2.7.2 Component Framework
The optimum level of granularity is important to FpML. FpML separates the elements which collectively describe a feature of a product or trade into a separate component with each component serving a particular semantic purpose. Every grouping of elements in FpML is regarded as a component and each component is regarded as a container for the elements that describe that component. In the majority of cases each component will contain a mixture of other components and primitive elements, e.g. a date or string, that collectively describe the features of the component. Components are typically represented in the FpML schema as Complex Types.
Generally speaking, the lower level a component is, the more re-usable it will be. FpML makes use of a number of primitive entity components that describe the basic building blocks of financial products, for example, FpML_Money, FpML_AdjustableDate, FpML_BusinessCenters, FpML_Interval, FpML_BusinessDayAdjustments etc. These primitive components are re-used in different business contexts.
Primitive components are contained in higher level components that describe the features of particular products. For this reason these higher level components will tend not to be re-usable to the same extent. Examples within the definition of swapStream are the components required to construct schedules of dates such as calculationPeriodDates, resetDates and paymentDates. However, it should not be inferred from this that any fundamental distinction is drawn between components in usage or structure.
2.7.3 Coding Schemes
A necessary feature of a portable data standard is both an agreed set of elements and an agreed set of permissible values (the value domain) for those elements. An FpML document exchanged between two parties would not be mutually understandable if either or both of the parties used internal or proprietary coding schemes to populate elements. For FpML 4.0 the handling of coding schemes was changed from previous versions of FpML, with the introduction of the use of enumerations and the elimination of scheme default attributes from the FpML root element. The following description refers to the updated approach.
One possible means of identifying value domains is to include the domain of permitted values within the schema, using an XML Schema enumeration structure. This mechanism was adopted in FpML 4.0 for element values that satisfy the following criteria:
- The list of allowable values is relatively short.

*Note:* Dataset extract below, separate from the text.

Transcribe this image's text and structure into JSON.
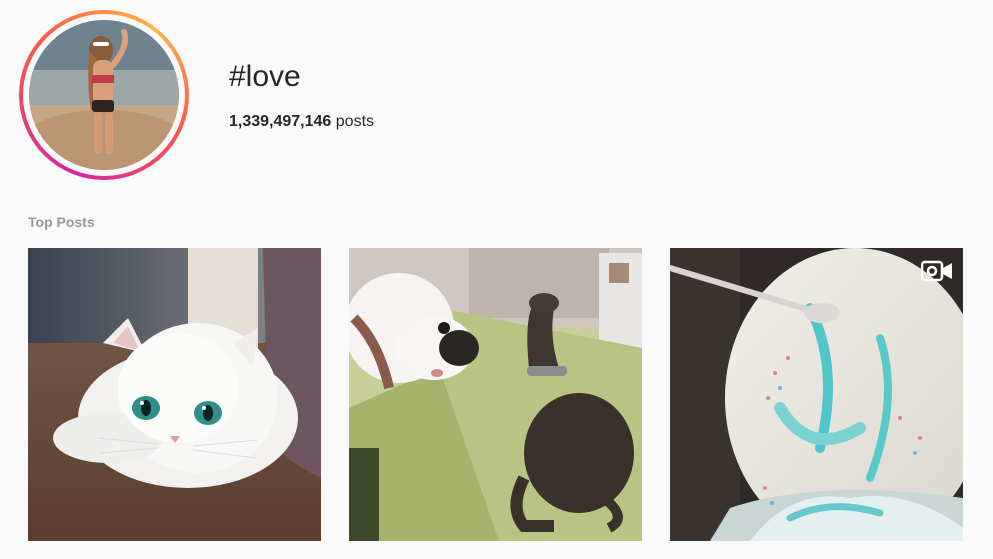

- The list of allowable values is not expected to change during the lifetime of the specification
- It's not possible to change the list of allowable values without affecting the meaning of the specification.
This leave a number of lists of values not meeting the above criteria that are represented by "schemes". "Schemes" are lists of values that can be changed dynamically without affecting the schema. They include items such as currency codes, party identifiers, business centers, floating rate indexes, etc. For these data elements, the "scheme" is a URI, as identified in an FpML attribute, that designates the universe of acceptable values the element may take. This scheme definition list is typically encoded as an XML document, but does not in general need to be. In cases where the ISDA wishes to designate a default scheme, this is recorded as a default attribute value in the schema. In other cases, the scheme attribute is required.
For further details on the architectural framework behind Schemes, refer to the FpML Architecture Version 1.0 and Version 2.0 documents.